Sekarang, di samping kiri kontrakan Pak Tam terdapat sebuah rak kayu tempat menjual bensin eceran, terdapat juga mesin jahit untuk aktifitas istri Pak Tam yang bernama Yuli. Dengan menjahit istri Pak Tam membantu meringankan kebutuhan ekonomi keluarganya.
Usaha bengkel tersebut mulai dirintis pada 2012, setelah mengalami kecelakaan kerja yang mengakibatkan Pak Tam harus kehilangan kedua kakinya pada saat menjalani profesi sebagai tukang tebang pohon di hutan pada tahun 2004 silam.
Setelah kejadian itu, semangat untuk hidup tetap ada pada Pak Tam, beliau tidak ingin hidup dari belas kasihan orang lain walaupun dengan kondisi cacat fisik.
Pak Tam tidak ingin mengemis seperti kebanyakaan orang-orang penyandang cacat lainnya, untuk sementara waktu, Pak Tam mendapatkan sesuap nasi dari kakaknya karena dengan kondisinya yang kurang sehat,beliau harus istrahat total demi kesembuhannya.
Seiring berjalannya waktu Pak Tam harus kembali bekerja dengan profesi sebagai tukang bangsal atau membuat batu bata selama satu tahun.

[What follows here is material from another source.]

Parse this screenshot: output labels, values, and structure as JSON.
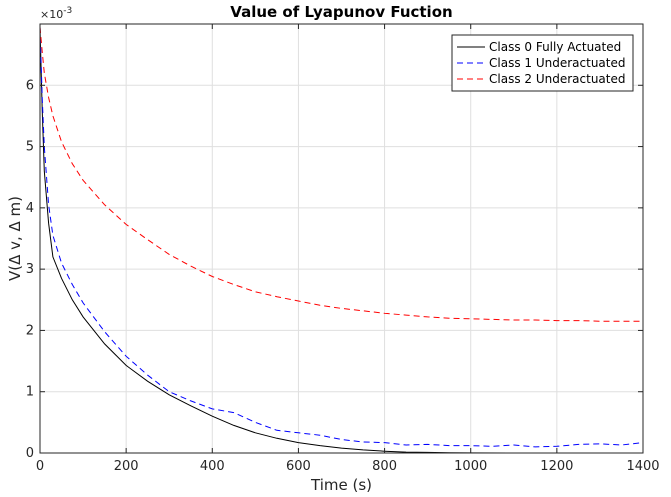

Selama menjalani profesi tersebut, Pak Tam menjalankan pekerjaan itu dengan senang dan terseyum manis, beliau juga tidak pernah mengeluh dan menjalankan hidupnya dengan ikhlas.
Suatu ketika alat untuk membuat batu bata miliknya hilang diambil orang tak bertanggungjawab, dan mengakibatkan Pak Tam harus berhenti bekerja selama kurang lebih enam bulan.
Hari demi hari terus dilalui Pak Tam. Kemudian Pak Tam kembali mendapat tawaran pekerjaan sebagai tukang pasang teralis rumah dan tukang pasang keramik lantai.
Pak Tam menekuni pekerjaan tersebut selama satu tahun, setelah itu beliau kembali menjadi pengangguran. Akan tetapi, atas rencana Tuhan, beliau mendapat modal pinjaman menyambung hidupnya, beliaupun lalu membuka bengkel dengan modal tersebut.
Karena keterbatasan modal, Pak Tam hanya melengkapi bengkelnya dengan alat seadannya. Selain sebagai tukang tambal ban, Pak Tam juga memiliki profesi sampingan yaitu menjual motor yang memiliki surat-surat yang lengkap.
Usaha bengkel paktam mulai beroperasi pada pukul 06:15-21:10. Walupun tak jarang beliau mulai membuka bengkelnya setelah sholat Subuh. Hasil yang beliau dapatkan dari usaha bengkel ini tidak menentu.
Jika lagi ramai Pak Tam mampu mengumpulkan uang sebesar seratus ribu rupiah, jika lagi sepi beliau hanya mampu mengumpulkan uang sekitar tiga puluh ribu rupiah, bahkan kadang-kadang tidak dapat sama sekali.
Tetapi semua itu dilakukan Pak Tam penuh keikhlasan dan kesabaran, serta beliau selalu bersyukur atas apa yang telah diberikan oleh Allah SWT. Satu hal yang ia yakini bahwa ia harus terus berdo’a dan berusaha, karena dengan itulah ia akan mampu menjalankan hidupnya. (*)
Penulis: M. Afrizal, bekerja di MTSN Muara Bulian.